A white paper drawn up within NASA, and described as not meant for public release, says: “This shows that NASA had decided that removal of homosexual employees would be its policy. They had a choice during Webb’s tenure as administrator to set or change that policy.”
Also in April, the e-mails show, Paul Hertz, the head of NASA’s astrophysics division, contacted more than ten members of the astrophysics community to ask their opinions about possibly changing the telescope’s name. “Nobody said they would be disappointed if we did not change the name,” Hertz wrote to his manager. However, none of them were known members of the LGBT+ community, Hertz also wrote.
When asked about this by Nature, Hertz said he has had numerous conversations on the issue with “members of many communities, including those from LGBTQ+”.
A lack of rationale
In October, after NASA announced that it would not rename the telescope, Hertz summarized community reaction in an e-mail to another NASA employee: “The problem for most of the astrophysics community is not the decision itself, but the lack of rationale to explain why this is the appropriate decision. (For some people, the problem is the decision.)” He also pointed out that NASA had not transmitted the decision broadly, but rather e-mailed Nelson’s one-sentence statement to a small group of news outlets, including Nature. “That is hardly the kind of transparent process that gives the external community confidence,” he wrote.

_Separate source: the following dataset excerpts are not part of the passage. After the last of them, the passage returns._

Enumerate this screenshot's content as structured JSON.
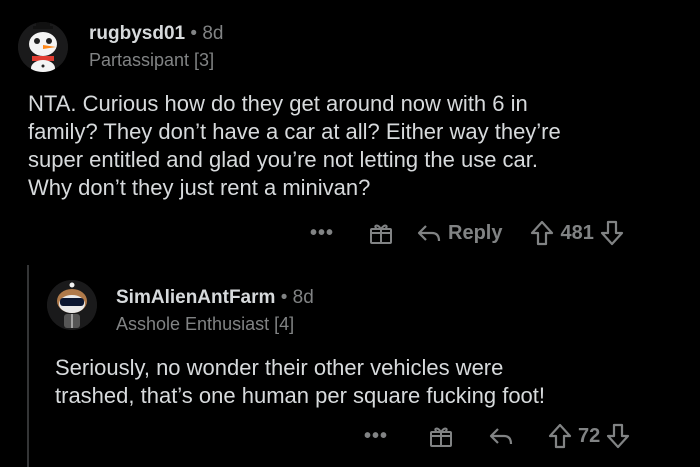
{
  "comments": [
    {
      "username": "rugbysd01",
      "separator": "•",
      "age": "8d",
      "flair": "Partassipant [3]",
      "body": "NTA. Curious how do they get around now with 6 in\nfamily?  They don’t have a car at all?  Either way they’re\nsuper entitled and glad you’re not letting the use car.\nWhy don’t they just rent a minivan?",
      "more_label": "•••",
      "reply_label": "Reply",
      "votes": "481"
    },
    {
      "username": "SimAlienAntFarm",
      "separator": "•",
      "age": "8d",
      "flair": "Asshole Enthusiast [4]",
      "body": "Seriously, no wonder their other vehicles were\ntrashed, that’s one human per square fucking foot!",
      "more_label": "•••",
      "votes": "72"
    }
  ],
  "icons": {
    "more": "more-options-icon",
    "award": "gift-icon",
    "reply": "reply-arrow-icon",
    "upvote": "upvote-arrow-icon",
    "downvote": "downvote-arrow-icon"
  },
  "colors": {
    "background": "#000000",
    "text": "#d7dadc",
    "muted": "#818384"
  }
}
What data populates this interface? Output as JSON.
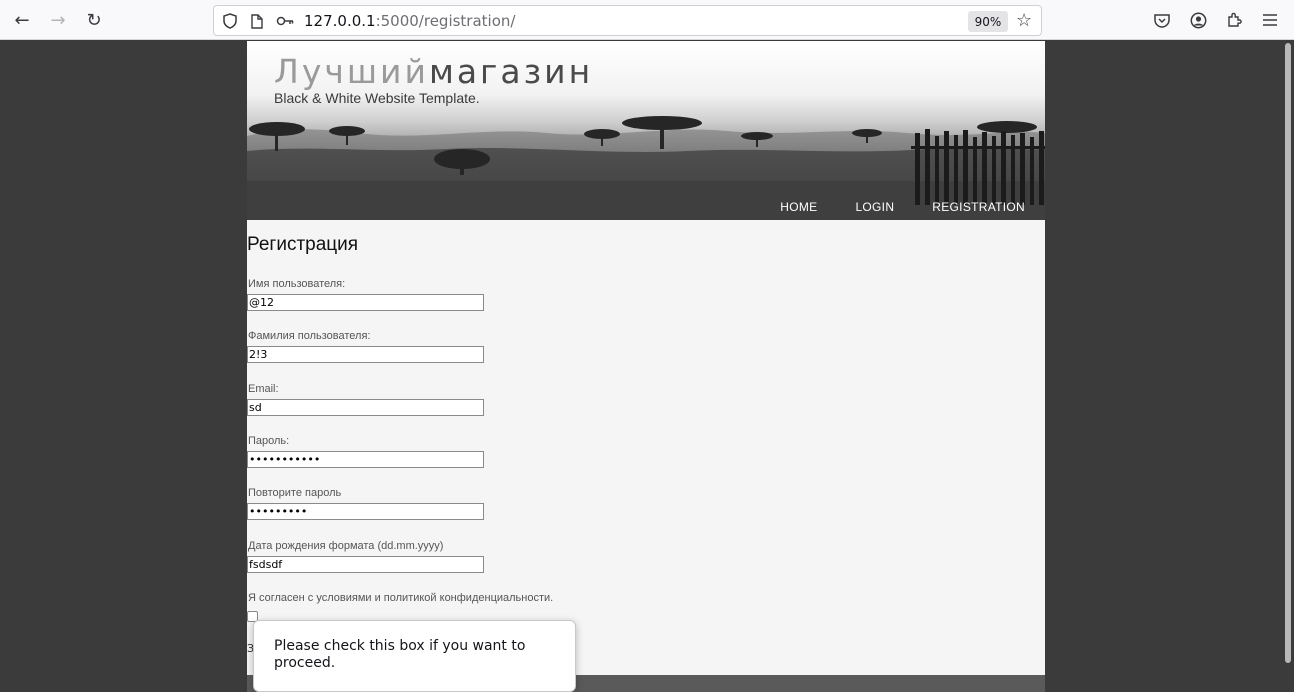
{
  "browser": {
    "url_host": "127.0.0.1",
    "url_path": ":5000/registration/",
    "zoom": "90%"
  },
  "site": {
    "logo_part1": "Лучший",
    "logo_part2": "магазин",
    "tagline": "Black & White Website Template.",
    "menu": [
      "HOME",
      "LOGIN",
      "REGISTRATION"
    ]
  },
  "form": {
    "title": "Регистрация",
    "fields": [
      {
        "label": "Имя пользователя:",
        "value": "@12",
        "type": "text"
      },
      {
        "label": "Фамилия пользователя:",
        "value": "2!3",
        "type": "text"
      },
      {
        "label": "Email:",
        "value": "sd",
        "type": "text"
      },
      {
        "label": "Пароль:",
        "value": "•••••••••••",
        "type": "password"
      },
      {
        "label": "Повторите пароль",
        "value": "•••••••••",
        "type": "password"
      },
      {
        "label": "Дата рождения формата (dd.mm.yyyy)",
        "value": "fsdsdf",
        "type": "text"
      }
    ],
    "agree_label": "Я согласен с условиями и политикой конфиденциальности.",
    "agree_checked": false,
    "below_checkbox_glyph": "З"
  },
  "tooltip": {
    "text": "Please check this box if you want to proceed."
  }
}
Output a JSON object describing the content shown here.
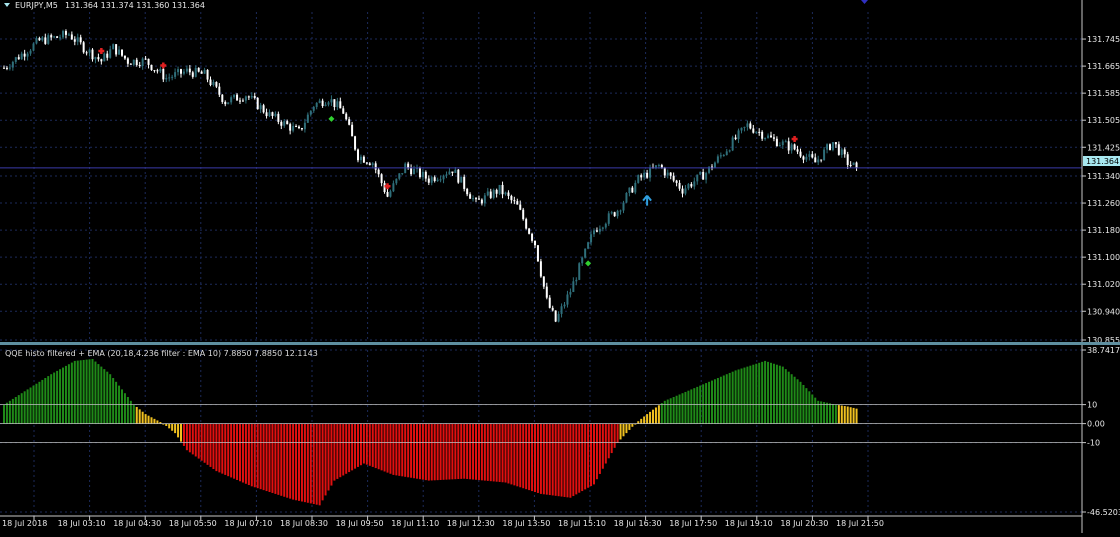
{
  "window": {
    "symbol_label": "EURJPY,M5",
    "ohlc_label": "131.364 131.374 131.360 131.364",
    "indicator_label": "QQE histo filtered + EMA (20,18,4.236 filter : EMA 10) 7.8850 7.8850 12.1143",
    "current_price_label": "131.364"
  },
  "colors": {
    "background": "#000000",
    "grid": "#1c2a5a",
    "bull_candle": "#2f6f7a",
    "bear_candle": "#ffffff",
    "price_line": "#3a3aa8",
    "price_tag_bg": "#a8e8f0",
    "indicator_green": "#1f8a18",
    "indicator_red": "#e01010",
    "indicator_yellow": "#f0c020",
    "level_line": "#c0c0c0",
    "sell_signal": "#e02020",
    "buy_signal_arrow": "#30a0e0",
    "buy_signal_dot": "#30d030"
  },
  "chart_data": [
    {
      "type": "candlestick",
      "title": "EURJPY,M5",
      "ylim": [
        130.855,
        131.825
      ],
      "y_ticks": [
        "131.745",
        "131.665",
        "131.585",
        "131.505",
        "131.425",
        "131.340",
        "131.260",
        "131.180",
        "131.100",
        "131.020",
        "130.940",
        "130.855"
      ],
      "current_price": 131.364,
      "x_ticks": [
        "18 Jul 2018",
        "18 Jul 03:10",
        "18 Jul 04:30",
        "18 Jul 05:50",
        "18 Jul 07:10",
        "18 Jul 08:30",
        "18 Jul 09:50",
        "18 Jul 11:10",
        "18 Jul 12:30",
        "18 Jul 13:50",
        "18 Jul 15:10",
        "18 Jul 16:30",
        "18 Jul 17:50",
        "18 Jul 19:10",
        "18 Jul 20:30",
        "18 Jul 21:50"
      ],
      "close_path": [
        {
          "bar": 0,
          "price": 131.66
        },
        {
          "bar": 6,
          "price": 131.7
        },
        {
          "bar": 12,
          "price": 131.74
        },
        {
          "bar": 18,
          "price": 131.75
        },
        {
          "bar": 22,
          "price": 131.76
        },
        {
          "bar": 27,
          "price": 131.72
        },
        {
          "bar": 33,
          "price": 131.68
        },
        {
          "bar": 37,
          "price": 131.72
        },
        {
          "bar": 42,
          "price": 131.68
        },
        {
          "bar": 48,
          "price": 131.68
        },
        {
          "bar": 55,
          "price": 131.63
        },
        {
          "bar": 62,
          "price": 131.65
        },
        {
          "bar": 68,
          "price": 131.64
        },
        {
          "bar": 75,
          "price": 131.56
        },
        {
          "bar": 82,
          "price": 131.58
        },
        {
          "bar": 90,
          "price": 131.52
        },
        {
          "bar": 100,
          "price": 131.47
        },
        {
          "bar": 105,
          "price": 131.55
        },
        {
          "bar": 110,
          "price": 131.57
        },
        {
          "bar": 115,
          "price": 131.53
        },
        {
          "bar": 120,
          "price": 131.4
        },
        {
          "bar": 125,
          "price": 131.38
        },
        {
          "bar": 130,
          "price": 131.28
        },
        {
          "bar": 136,
          "price": 131.37
        },
        {
          "bar": 144,
          "price": 131.33
        },
        {
          "bar": 152,
          "price": 131.36
        },
        {
          "bar": 160,
          "price": 131.26
        },
        {
          "bar": 168,
          "price": 131.3
        },
        {
          "bar": 174,
          "price": 131.25
        },
        {
          "bar": 180,
          "price": 131.14
        },
        {
          "bar": 184,
          "price": 130.97
        },
        {
          "bar": 187,
          "price": 130.91
        },
        {
          "bar": 192,
          "price": 131.0
        },
        {
          "bar": 200,
          "price": 131.18
        },
        {
          "bar": 208,
          "price": 131.24
        },
        {
          "bar": 215,
          "price": 131.33
        },
        {
          "bar": 222,
          "price": 131.37
        },
        {
          "bar": 230,
          "price": 131.3
        },
        {
          "bar": 238,
          "price": 131.35
        },
        {
          "bar": 245,
          "price": 131.42
        },
        {
          "bar": 252,
          "price": 131.49
        },
        {
          "bar": 260,
          "price": 131.45
        },
        {
          "bar": 268,
          "price": 131.42
        },
        {
          "bar": 275,
          "price": 131.38
        },
        {
          "bar": 281,
          "price": 131.44
        },
        {
          "bar": 286,
          "price": 131.38
        },
        {
          "bar": 289,
          "price": 131.364
        }
      ],
      "sell_signals_bars": [
        33,
        54,
        130,
        268
      ],
      "buy_signals_bars": [
        111,
        198
      ],
      "buy_arrow_bar": 218
    },
    {
      "type": "histogram",
      "title": "QQE histo filtered + EMA",
      "ylim": [
        -46.5203,
        38.7417
      ],
      "y_ticks": [
        "38.7417",
        "10",
        "0.00",
        "-10",
        "-46.5203"
      ],
      "levels": [
        10,
        0,
        -10
      ],
      "value_path": [
        {
          "bar": 0,
          "value": 10
        },
        {
          "bar": 8,
          "value": 18
        },
        {
          "bar": 16,
          "value": 26
        },
        {
          "bar": 24,
          "value": 33
        },
        {
          "bar": 30,
          "value": 34
        },
        {
          "bar": 36,
          "value": 26
        },
        {
          "bar": 44,
          "value": 10
        },
        {
          "bar": 48,
          "value": 5
        },
        {
          "bar": 54,
          "value": 0
        },
        {
          "bar": 58,
          "value": -5
        },
        {
          "bar": 62,
          "value": -14
        },
        {
          "bar": 72,
          "value": -25
        },
        {
          "bar": 84,
          "value": -33
        },
        {
          "bar": 98,
          "value": -40
        },
        {
          "bar": 107,
          "value": -43
        },
        {
          "bar": 112,
          "value": -30
        },
        {
          "bar": 122,
          "value": -21
        },
        {
          "bar": 132,
          "value": -27
        },
        {
          "bar": 144,
          "value": -30
        },
        {
          "bar": 156,
          "value": -29
        },
        {
          "bar": 170,
          "value": -31
        },
        {
          "bar": 182,
          "value": -37
        },
        {
          "bar": 192,
          "value": -39
        },
        {
          "bar": 200,
          "value": -32
        },
        {
          "bar": 208,
          "value": -10
        },
        {
          "bar": 214,
          "value": 0
        },
        {
          "bar": 218,
          "value": 5
        },
        {
          "bar": 224,
          "value": 12
        },
        {
          "bar": 236,
          "value": 20
        },
        {
          "bar": 248,
          "value": 28
        },
        {
          "bar": 258,
          "value": 33
        },
        {
          "bar": 264,
          "value": 30
        },
        {
          "bar": 270,
          "value": 22
        },
        {
          "bar": 276,
          "value": 12
        },
        {
          "bar": 282,
          "value": 10
        },
        {
          "bar": 286,
          "value": 9
        },
        {
          "bar": 289,
          "value": 7.885
        }
      ]
    }
  ]
}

Walkowicz and their colleagues go much further. “This is harm from a community we have committed substantive time to and which we are passionate about,” they say.

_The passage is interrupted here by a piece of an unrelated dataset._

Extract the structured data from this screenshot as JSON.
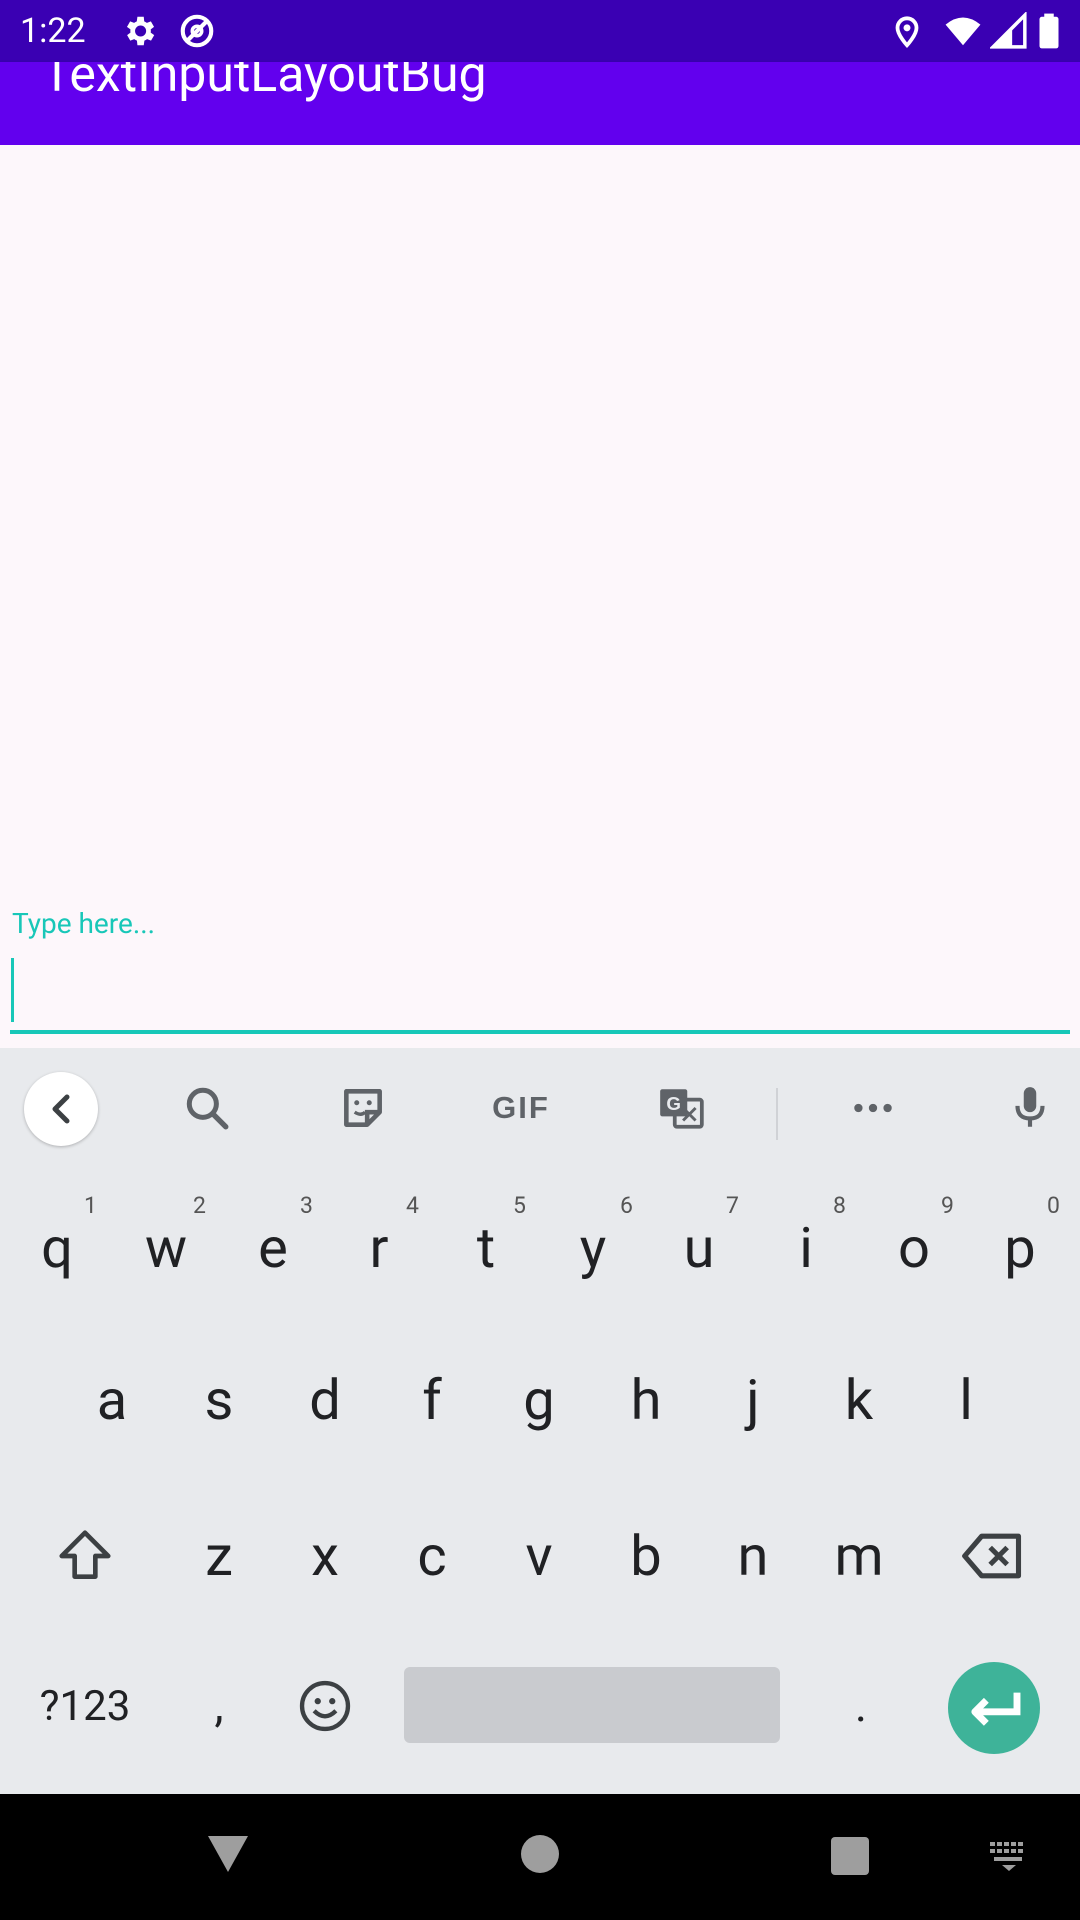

In November, the Astrophysics Advisory Committee, a group of independent researchers who advise NASA, asked Hertz for a written report on NASA’s decision. “The rationale and explanation from the Agency were wholly insufficient, non-transparent, and uninformative regarding the naming decision communicated to the astronomical community and other stakeholders regarding the James Webb Space Telescope,” the committee wrote. It has not yet received such a report.
NASA states on its website and elsewhere that it supports diversity, equity, inclusion and accessibility. “NASA is entirely committed to the full participation and empowerment of a wide variety of people, organizations, capabilities, and assets because we know this best enables us to access everyone and everything we need to best accomplish our missions,” its policy states.
The revelations about NASA’s decision regarding the JWST come at a time of increasing concern over the way the agency handles issues of identity. Earlier this month, employees at the agency’s Goddard Space Flight Center in Greenbelt, Maryland, were told that they would no longer be able to include pronouns, such as she/her or they/them, in their display names in agency computer systems. After the move was discussed on Reddit and the astronomy community reacted negatively on other social platforms, NASA put out a statement that employees could continue to include pronouns in their e-mail signature blocks.